BGU researchers testing oxygen as depression treatment

As oxygen therapy is easy, non-invasive and safe, they will now try it on patients with low- and medium-level depression.

Cancer detecting breath test (photo credit: TECHNION)
Cancer detecting breath test
(photo credit: TECHNION)
After “significant improvements” were demonstrated by Ben-Gurion University researchers in the condition of schizophrenic patients who underwent oxygen therapy, they will now try it out on sufferers of depression.

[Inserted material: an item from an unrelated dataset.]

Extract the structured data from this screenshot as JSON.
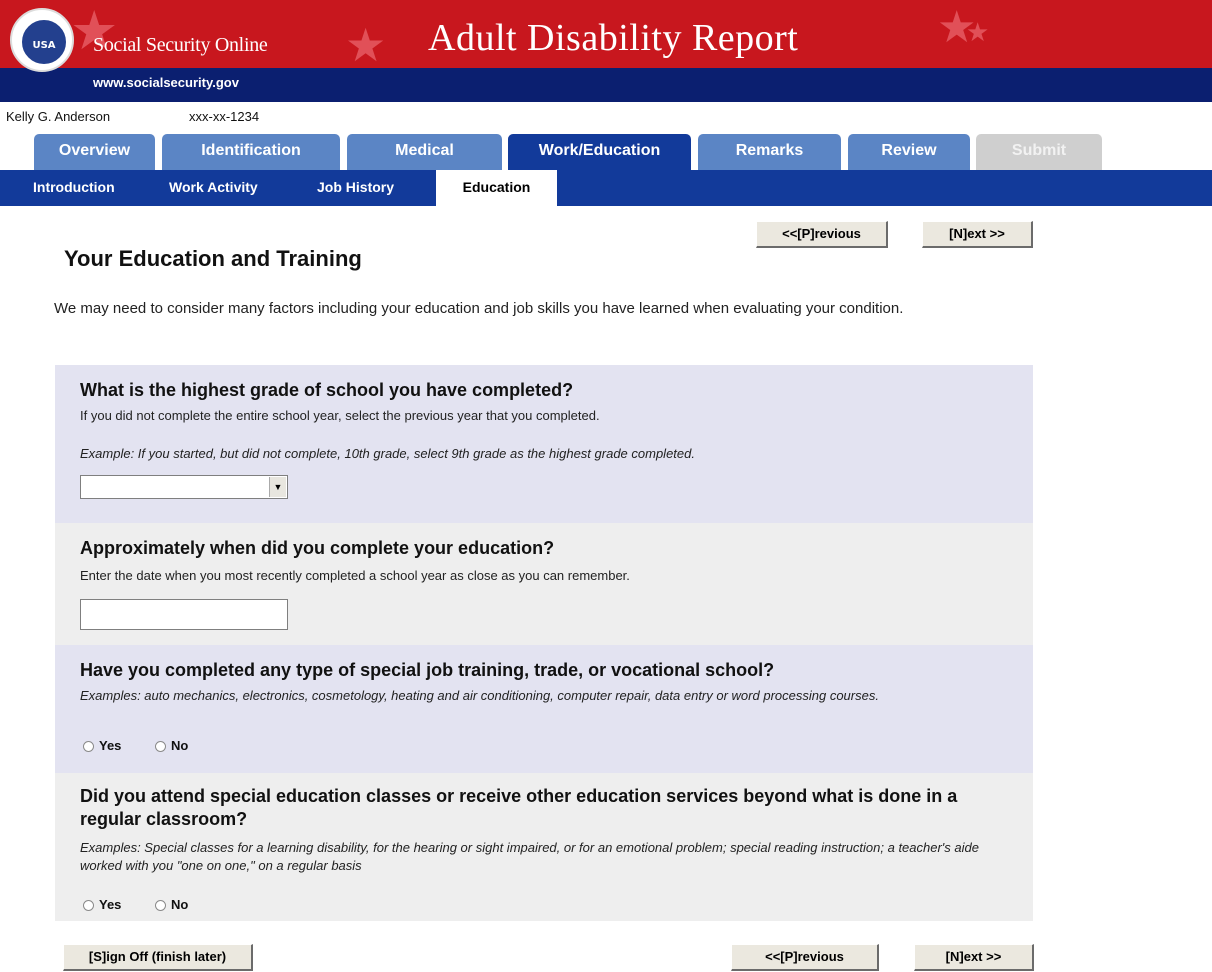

The latest issue of the in-house Alef, Bet Gimmel magazine reported that improvements in schizophrenia patients exposed to high levels of oxygen were published in the Journal of Clinical Psychopharmacology.
Yehudit Bloch, a doctoral student in BGU’s Health Sciences Faculty, said that exposing psychiatric patients to a 40 percent concentration of oxygen in the air instead of its normal 21% – via an ordinary plastic tube instead of in a high-pressure (hyperbaric) oxygen chamber – is very safe and effective.
Those schizophrenia patients who breathed air with 40% oxygen functioned significantly better than those who inhaled ordinary air, BGU researcher Prof.Pesach Shvartzman found.
As oxygen therapy is easy, non-invasive and safe, they will now try it on patients with low- and medium-level depression.
The study was approved by the BGU Helsinki Committee on Human Medical Experimentation and will be carried out under supervision from Prof. Yuly Bersuedsky of the Beersheba Mental Health Center and others.
Research in recent years has found a connection between an inadequate supply of oxygen to the brain and poor function of the mitochrondria (energy-producing fibers) in the cells. This can disrupt the functioning of neurons and the electrical activity of the brain, said Shvartzman.
Thus raising the amount of oxygen inhaled by the patient can improve psychiatric functioning, he said.